A rigid sealed #"3.70 L"# vessel contains #"0.12 mol"# of #He(g)# and #"0.24 mol"# #Ne(g)# at #25^@ "C"#. What is the total pressure in the vessel?

1 Answer
Dec 29, 2016

"Rigid" containers have constant volume, and we were given that #T = "298.15 K"#. Clearly, the #"mol"#s of gas won't change in this sealed container that houses two (inert) noble gases.

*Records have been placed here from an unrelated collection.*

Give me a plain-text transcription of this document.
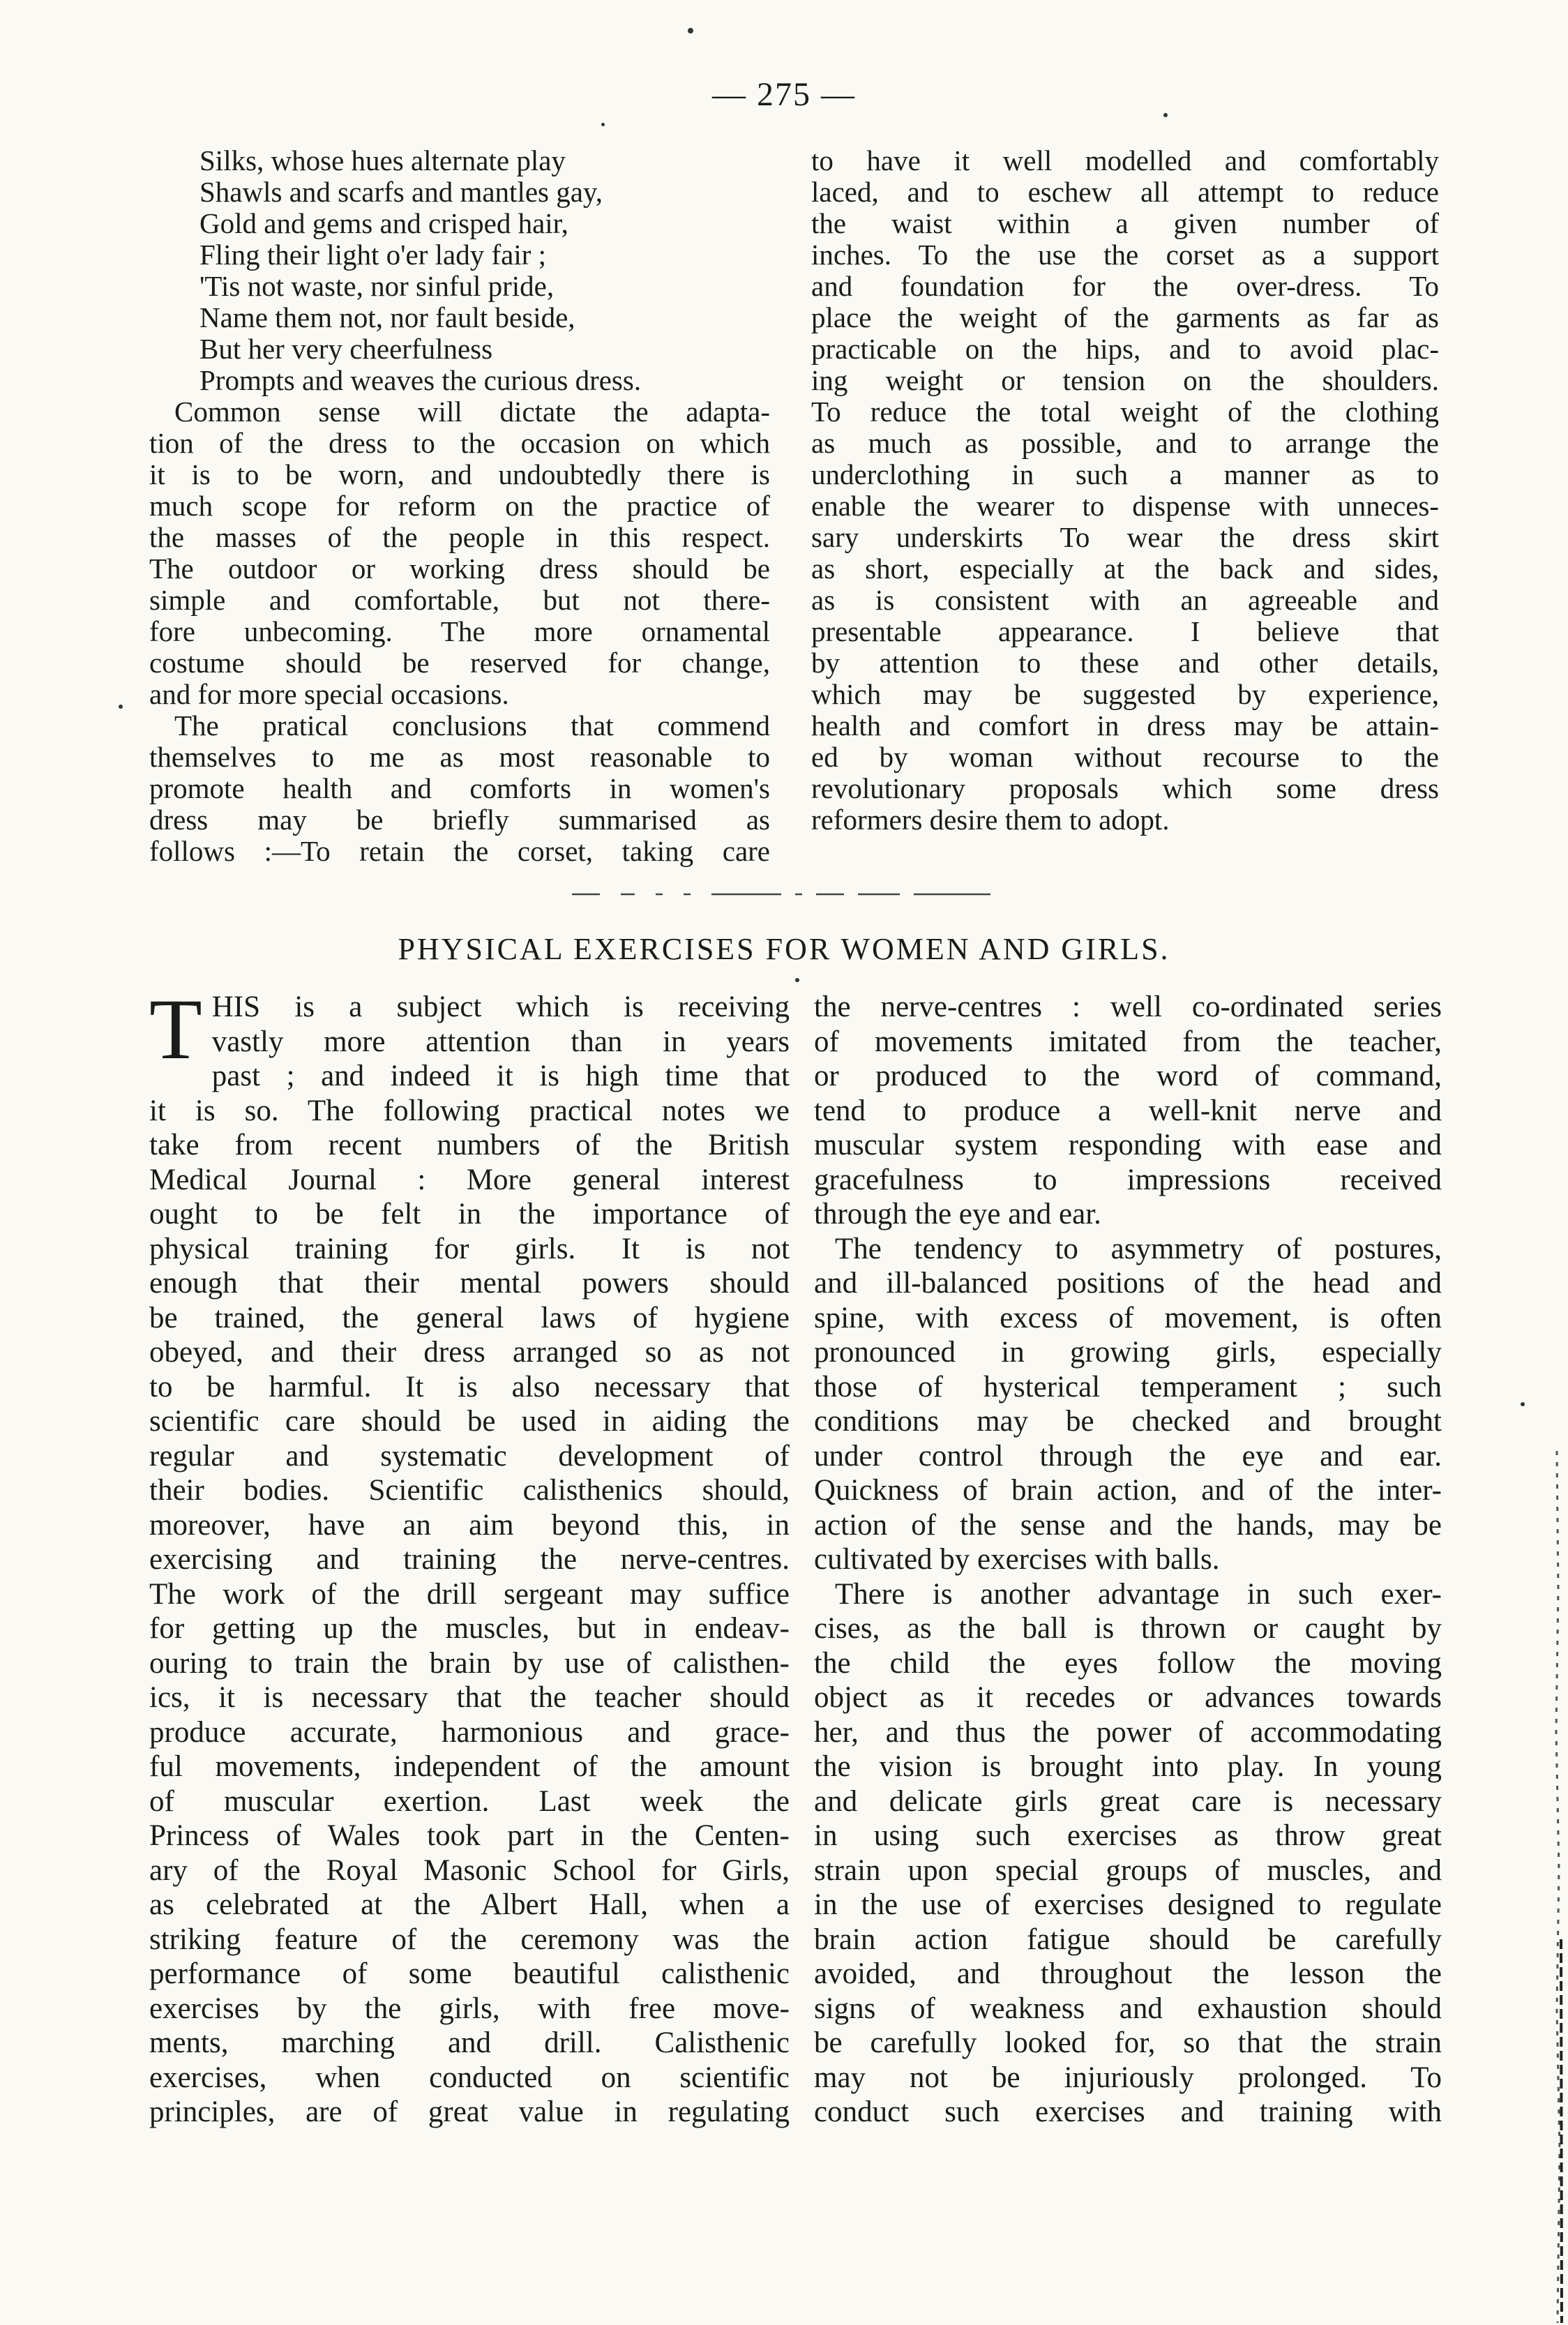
— 275 —
Silks, whose hues alternate play
Shawls and scarfs and mantles gay,
Gold and gems and crisped hair,
Fling their light o'er lady fair ;
'Tis not waste, nor sinful pride,
Name them not, nor fault beside,
But her very cheerfulness
Prompts and weaves the curious dress.
Common sense will dictate the adapta-
tion of the dress to the occasion on which
it is to be worn, and undoubtedly there is
much scope for reform on the practice of
the masses of the people in this respect.
The outdoor or working dress should be
simple and comfortable, but not there-
fore unbecoming. The more ornamental
costume should be reserved for change,
and for more special occasions.
The pratical conclusions that commend
themselves to me as most reasonable to
promote health and comforts in women's
dress may be briefly summarised as
follows :—To retain the corset, taking care
to have it well modelled and comfortably
laced, and to eschew all attempt to reduce
the waist within a given number of
inches. To the use the corset as a support
and foundation for the over-dress. To
place the weight of the garments as far as
practicable on the hips, and to avoid plac-
ing weight or tension on the shoulders.
To reduce the total weight of the clothing
as much as possible, and to arrange the
underclothing in such a manner as to
enable the wearer to dispense with unneces-
sary underskirts To wear the dress skirt
as short, especially at the back and sides,
as is consistent with an agreeable and
presentable appearance. I believe that
by attention to these and other details,
which may be suggested by experience,
health and comfort in dress may be attain-
ed by woman without recourse to the
revolutionary proposals which some dress
reformers desire them to adopt.
PHYSICAL EXERCISES FOR WOMEN AND GIRLS.
T HIS is a subject which is receiving
vastly more attention than in years
past ; and indeed it is high time that
it is so. The following practical notes we
take from recent numbers of the British
Medical Journal : More general interest
ought to be felt in the importance of
physical training for girls. It is not
enough that their mental powers should
be trained, the general laws of hygiene
obeyed, and their dress arranged so as not
to be harmful. It is also necessary that
scientific care should be used in aiding the
regular and systematic development of
their bodies. Scientific calisthenics should,
moreover, have an aim beyond this, in
exercising and training the nerve-centres.
The work of the drill sergeant may suffice
for getting up the muscles, but in endeav-
ouring to train the brain by use of calisthen-
ics, it is necessary that the teacher should
produce accurate, harmonious and grace-
ful movements, independent of the amount
of muscular exertion. Last week the
Princess of Wales took part in the Centen-
ary of the Royal Masonic School for Girls,
as celebrated at the Albert Hall, when a
striking feature of the ceremony was the
performance of some beautiful calisthenic
exercises by the girls, with free move-
ments, marching and drill. Calisthenic
exercises, when conducted on scientific
principles, are of great value in regulating
the nerve-centres : well co-ordinated series
of movements imitated from the teacher,
or produced to the word of command,
tend to produce a well-knit nerve and
muscular system responding with ease and
gracefulness to impressions received
through the eye and ear.
The tendency to asymmetry of postures,
and ill-balanced positions of the head and
spine, with excess of movement, is often
pronounced in growing girls, especially
those of hysterical temperament ; such
conditions may be checked and brought
under control through the eye and ear.
Quickness of brain action, and of the inter-
action of the sense and the hands, may be
cultivated by exercises with balls.
There is another advantage in such exer-
cises, as the ball is thrown or caught by
the child the eyes follow the moving
object as it recedes or advances towards
her, and thus the power of accommodating
the vision is brought into play. In young
and delicate girls great care is necessary
in using such exercises as throw great
strain upon special groups of muscles, and
in the use of exercises designed to regulate
brain action fatigue should be carefully
avoided, and throughout the lesson the
signs of weakness and exhaustion should
be carefully looked for, so that the strain
may not be injuriously prolonged. To
conduct such exercises and training with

So, we can use the ideal gas law for total volume, total pressure, and total #"mol"#s, assuming ideality of course, to get:

#bb(PV = nRT)#

#=> color(blue)(P) = (nRT)/V = ((n_1 + n_2)RT)/V#

#= (("0.12 + 0.24 mols")("0.082057 L"cdot"atm/mol"cdot"K")("298.15 K"))/("3.70 L")#

#=# #color(blue)("2.38 atm")#

Another way to do it is via Dalton's Law of partial pressures for an ideal two-gas mixture:

#bb(P = P_1 + P_2 + . . .)#

To find #P_1# and #P_2#:

#P_1V = n_1RT#

#P_1 = (n_1RT)/V = (("0.12 mols")("0.082057 L"cdot"atm/mol"cdot"K")("298.15 K"))/("3.70 L")#

#=# #"0.79 atm"#

Similarly:

#P_2 = (n_2RT)/V = (("0.24 mols")("0.082057 L"cdot"atm/mol"cdot"K")("298.15 K"))/("3.70 L")#

#=# #"1.59 atm"#

So that the sum is, again:

#color(blue)(P) = P_1 + P_2#

#= (n_1RT)/V + (n_2RT)/V#

#= "0.79 + 1.59 atm" = color(blue)("2.38 atm")#

(In a way, we implied Dalton's Law of partial pressures in the first method.)